15 h 08 Par la Cour : pourvoi rejeté avec dépens (les motifs seront consignés au procès-verbal).

 

 

 

 

 

Robert Osadchuck

Greffier

 


PAR LA COUR

 

 

ARRÊT

 

 

[1]          La juge de première instance a jugé que l’appelante a contrevenu à une clause d’exclusivité qu’elle avait consentie à l’intimée dans le bail et qui prohibait l’ouverture d’une entreprise exploitant comme activité principale un commerce pour l’achat, la vente et l’échange de jeux vidéo dans le centre commercial géré par l’appelante[1].

[2]          Sans partager les commentaires en obiter de la juge de première instance sur la question de savoir si la partie de la clause d’exclusivité visant à permettre l’exploitation d’un autre commerce « (…) à titre ancillaire (sic) ou accessoire ou sur toute autre base de nature non principale » devait être écartée comme étant imprécise et indéterminée, la Cour estime que l’appel doit être rejeté.

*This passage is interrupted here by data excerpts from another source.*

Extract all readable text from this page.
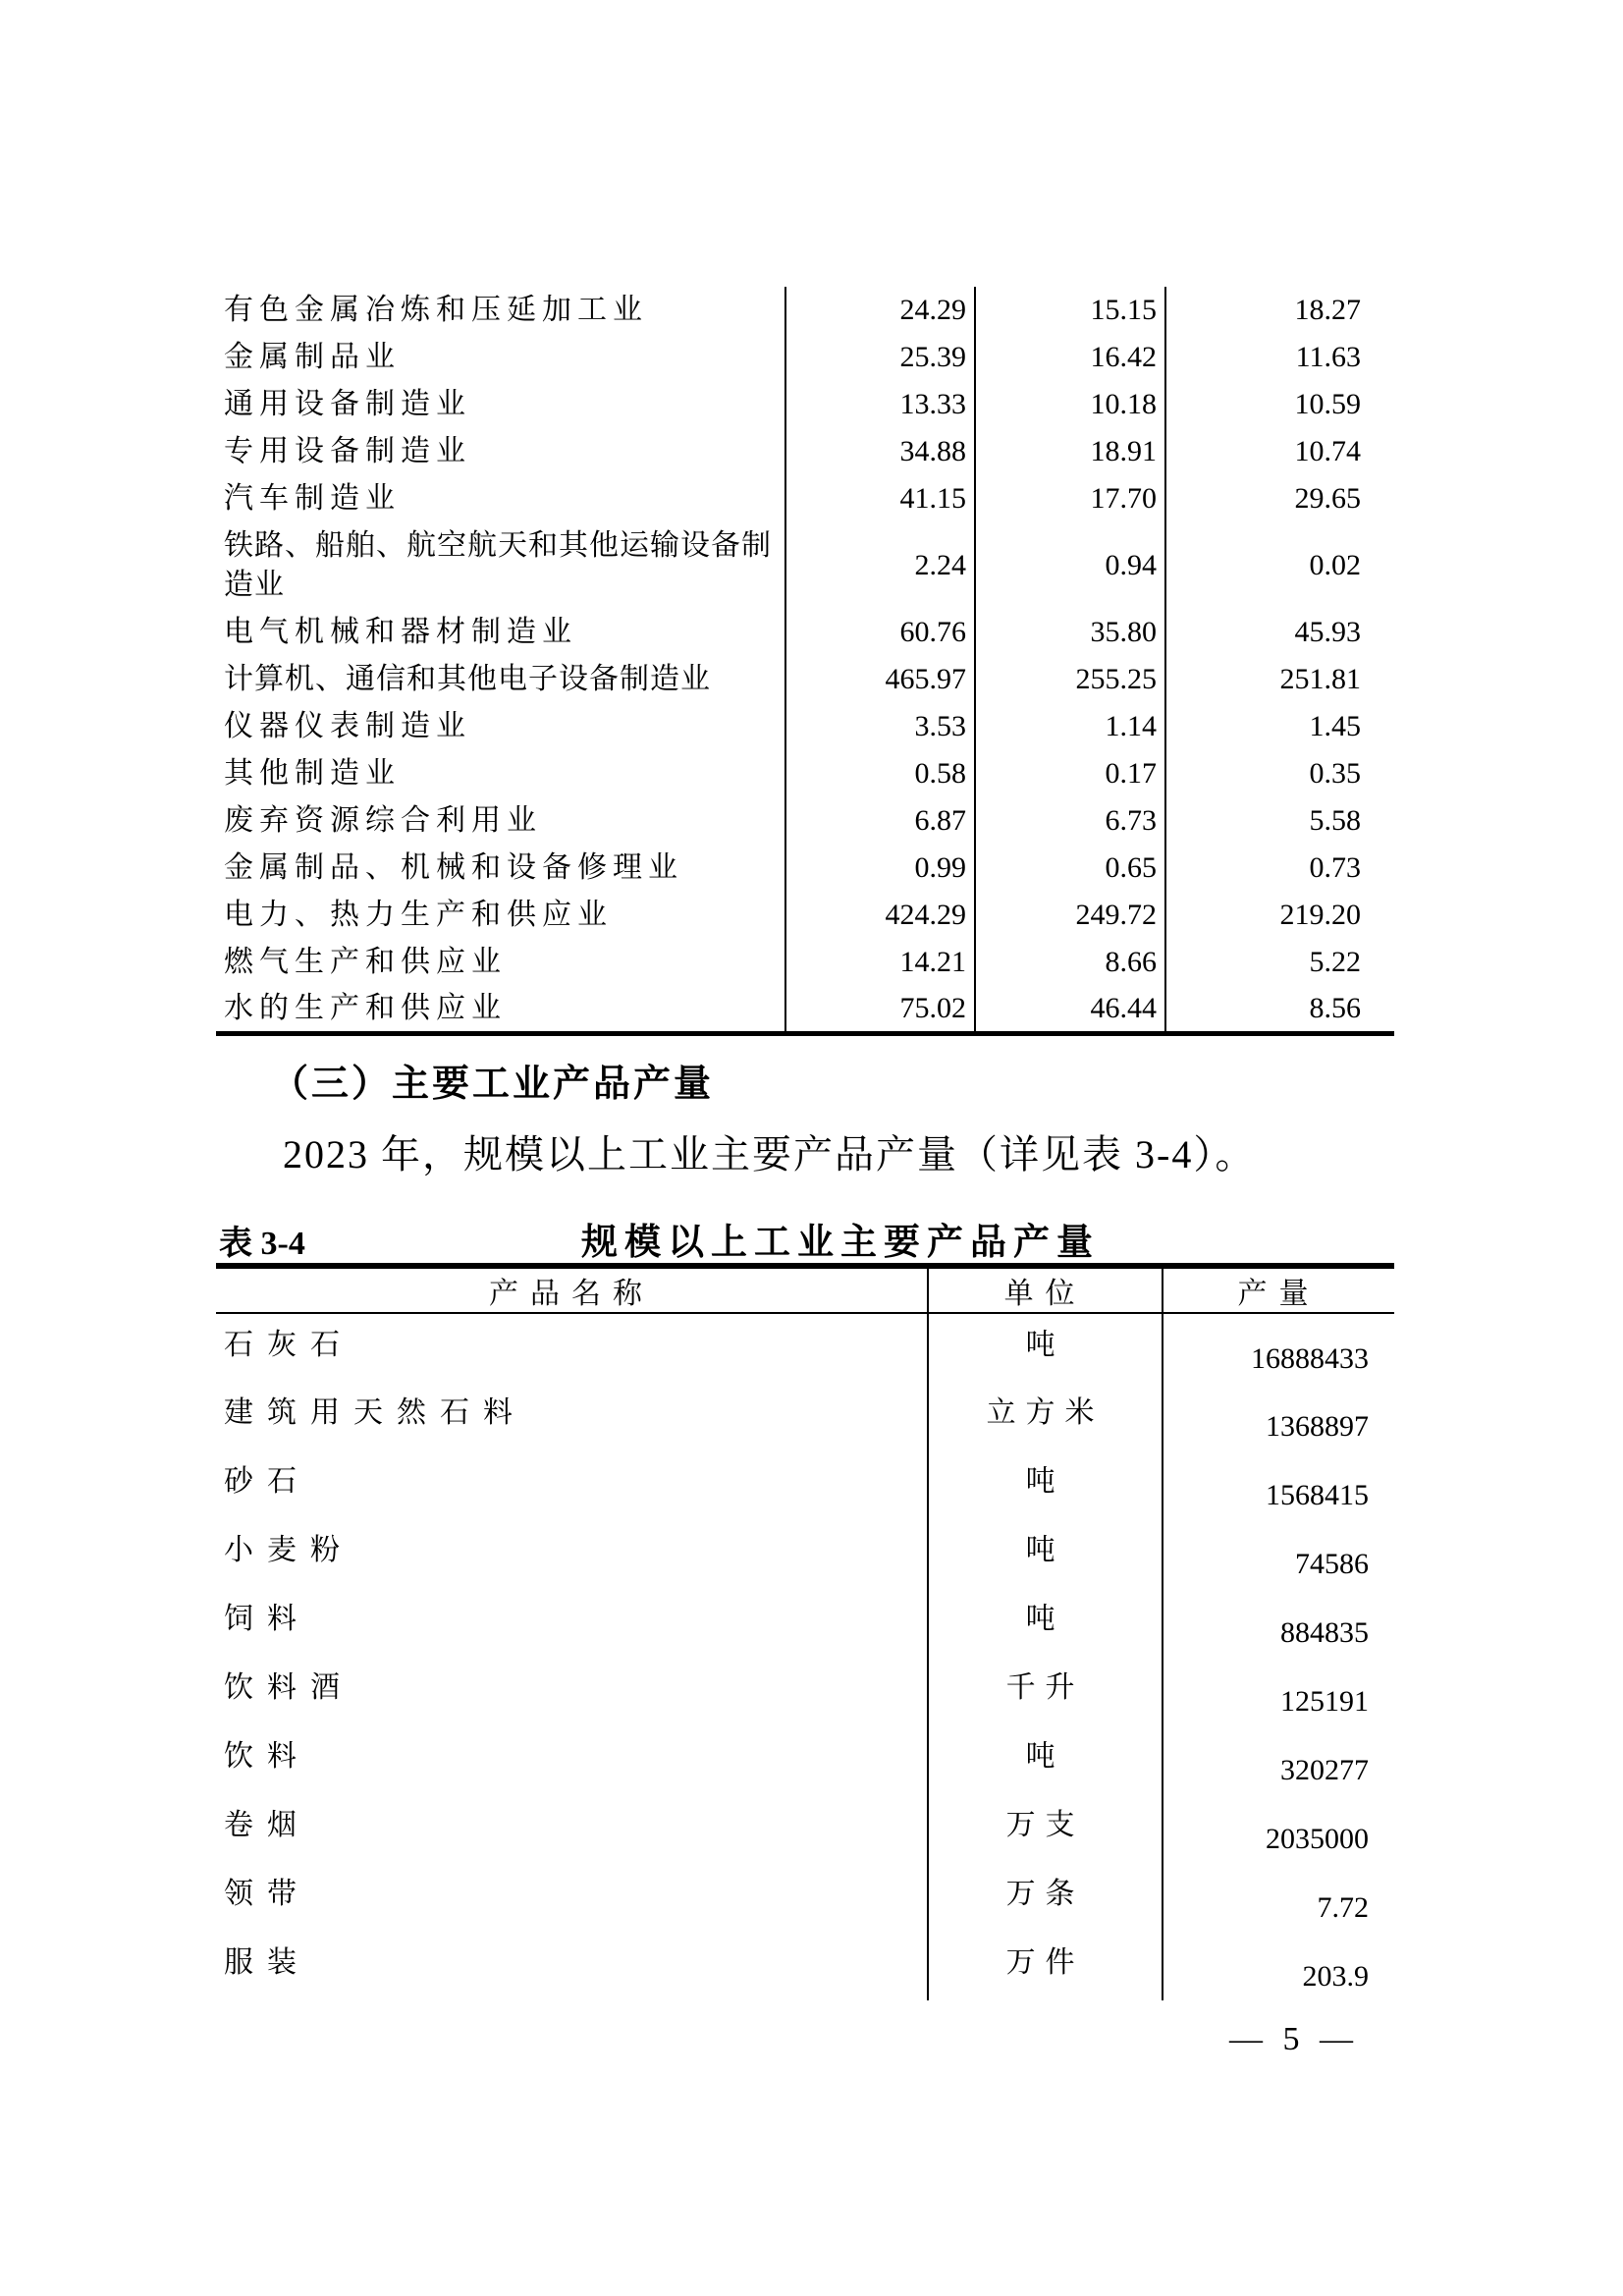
有色金属冶炼和压延加工业	24.29	15.15	18.27
金属制品业	25.39	16.42	11.63
通用设备制造业	13.33	10.18	10.59
专用设备制造业	34.88	18.91	10.74
汽车制造业	41.15	17.70	29.65
铁路、船舶、航空航天和其他运输设备制造业	2.24	0.94	0.02
电气机械和器材制造业	60.76	35.80	45.93
计算机、通信和其他电子设备制造业	465.97	255.25	251.81
仪器仪表制造业	3.53	1.14	1.45
其他制造业	0.58	0.17	0.35
废弃资源综合利用业	6.87	6.73	5.58
金属制品、机械和设备修理业	0.99	0.65	0.73
电力、热力生产和供应业	424.29	249.72	219.20
燃气生产和供应业	14.21	8.66	5.22
水的生产和供应业	75.02	46.44	8.56
（三）主要工业产品产量
2023 年，规模以上工业主要产品产量（详见表 3-4）。
表 3-4	规模以上工业主要产品产量
产品名称	单位	产量
石灰石	吨	16888433
建筑用天然石料	立方米	1368897
砂石	吨	1568415
小麦粉	吨	74586
饲料	吨	884835
饮料酒	千升	125191
饮料	吨	320277
卷烟	万支	2035000
领带	万条	7.72
服装	万件	203.9
— 5 —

[3]          En effet, la détermination de la juge selon laquelle la mise en cause, une locatrice subséquente qui exploitait, entre autres, une boutique Microplay spécialisée dans l’achat, la vente et l’échange de jeux vidéo, distincte des deux autres boutiques exploitées dans le même local, constitue une conclusion de fait qui trouve un solide appui dans la preuve administrée. En conséquence, il s’agissait, de la part de l’appelante, d’une violation de ses obligations de locataire en permettant l’exploitation d’une telle boutique en contravention de la clause d’exclusivité.

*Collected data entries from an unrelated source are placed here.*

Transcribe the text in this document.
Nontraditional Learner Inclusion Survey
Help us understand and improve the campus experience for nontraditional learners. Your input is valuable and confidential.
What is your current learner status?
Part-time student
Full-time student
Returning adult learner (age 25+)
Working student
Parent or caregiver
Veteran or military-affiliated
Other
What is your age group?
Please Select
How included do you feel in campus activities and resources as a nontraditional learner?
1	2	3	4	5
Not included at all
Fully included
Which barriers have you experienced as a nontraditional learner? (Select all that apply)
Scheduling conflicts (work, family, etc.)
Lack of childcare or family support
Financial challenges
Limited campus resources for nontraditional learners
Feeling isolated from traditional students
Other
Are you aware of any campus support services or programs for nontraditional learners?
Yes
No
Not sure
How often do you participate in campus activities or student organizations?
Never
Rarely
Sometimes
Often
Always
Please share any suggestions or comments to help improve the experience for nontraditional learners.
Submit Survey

[4]          Est également fondée la conclusion factuelle de la juge selon laquelle le comportement de l’appelante était contraire aux exigences de la bonne foi requise par les articles 7 et 1375 C.c.Q.

[5]          Non seulement l’appelante a-t-elle tenté d’induire l’intimée en erreur en lui faisant croire que le local qu’elle avait loué à la mise en cause ne faisait pas partie du centre commercial, mais en plus, elle a avancé une interprétation de la clause d’exclusivité qui visait à contourner son application en faisant appel à un argument de pourcentage de superficie locative.

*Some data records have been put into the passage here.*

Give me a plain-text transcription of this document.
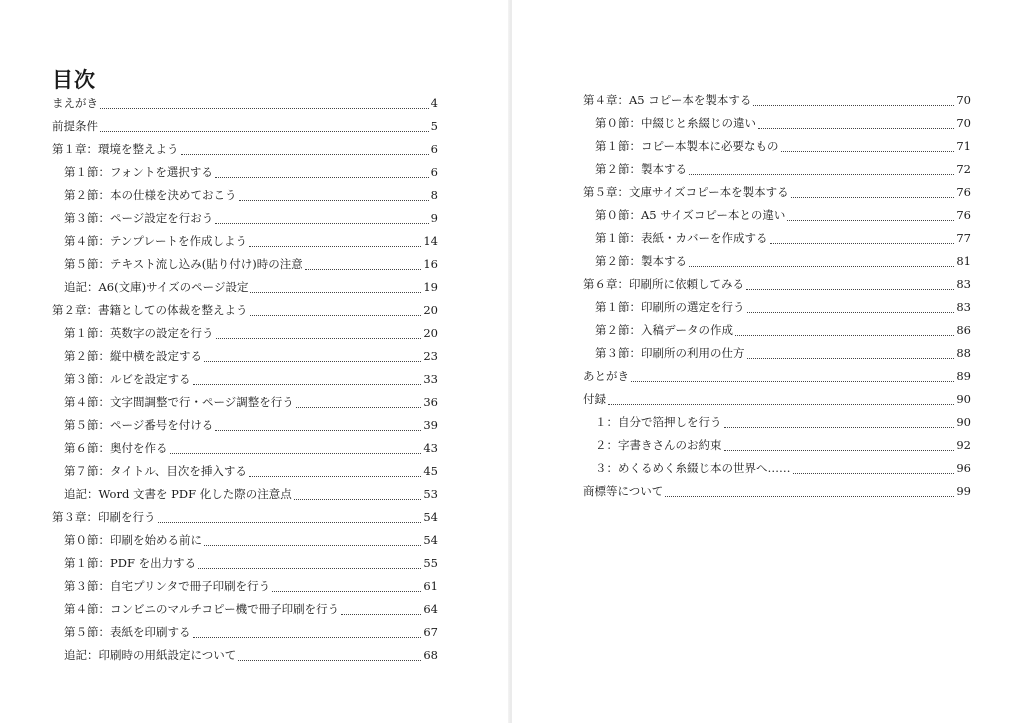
目次
まえがき	4
前提条件	5
第１章：環境を整えよう	6
第１節：フォントを選択する	6
第２節：本の仕様を決めておこう	8
第３節：ページ設定を行おう	9
第４節：テンプレートを作成しよう	14
第５節：テキスト流し込み(貼り付け)時の注意	16
追記：A6(文庫)サイズのページ設定	19
第２章：書籍としての体裁を整えよう	20
第１節：英数字の設定を行う	20
第２節：縦中横を設定する	23
第３節：ルビを設定する	33
第４節：文字間調整で行・ページ調整を行う	36
第５節：ページ番号を付ける	39
第６節：奥付を作る	43
第７節：タイトル、目次を挿入する	45
追記：Word 文書を PDF 化した際の注意点	53
第３章：印刷を行う	54
第０節：印刷を始める前に	54
第１節：PDF を出力する	55
第３節：自宅プリンタで冊子印刷を行う	61
第４節：コンビニのマルチコピー機で冊子印刷を行う	64
第５節：表紙を印刷する	67
追記：印刷時の用紙設定について	68
第４章：A5 コピー本を製本する	70
第０節：中綴じと糸綴じの違い	70
第１節：コピー本製本に必要なもの	71
第２節：製本する	72
第５章：文庫サイズコピー本を製本する	76
第０節：A5 サイズコピー本との違い	76
第１節：表紙・カバーを作成する	77
第２節：製本する	81
第６章：印刷所に依頼してみる	83
第１節：印刷所の選定を行う	83
第２節：入稿データの作成	86
第３節：印刷所の利用の仕方	88
あとがき	89
付録	90
１：自分で箔押しを行う	90
２：字書きさんのお約束	92
３：めくるめく糸綴じ本の世界へ……	96
商標等について	99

[6]          La juge était justifiée d’ordonner à l’appelante de prendre les mesures nécessaires pour obtenir la fermeture de la boutique Microplay dans un délai imparti, et à défaut pour l’appelante de s’exécuter, d’ordonner à la mise en cause de procéder elle-même à cette fermeture.

[7]          Enfin, la Cour est d’avis que la réserve de droits consignée au paragraphe 92 du jugement de première instance était inutile[2].


 

POUR CES MOTIFS, LA COUR :

[8]          REJETTE l’appel, avec dépens.

 

 

 

 

 

PIERRE J. DALPHOND, J.C.A.

 

 

 

ALLAN R. HILTON, J.C.A.

 

 

 

LORNE GIROUX, J.C.A.

 

 



[1]    2013 QCCS 35.

[2]    9059-1330 Québec inc. c. Optimum société d’assurances inc., J.E. 2004-694, au paragr. 8; P.N. c.     S.M., 2009 QCCA 529, au paragr. 11; Montréal (Ville de) c. Bergeron, 2012 QCCA 2035, au paragr.         15.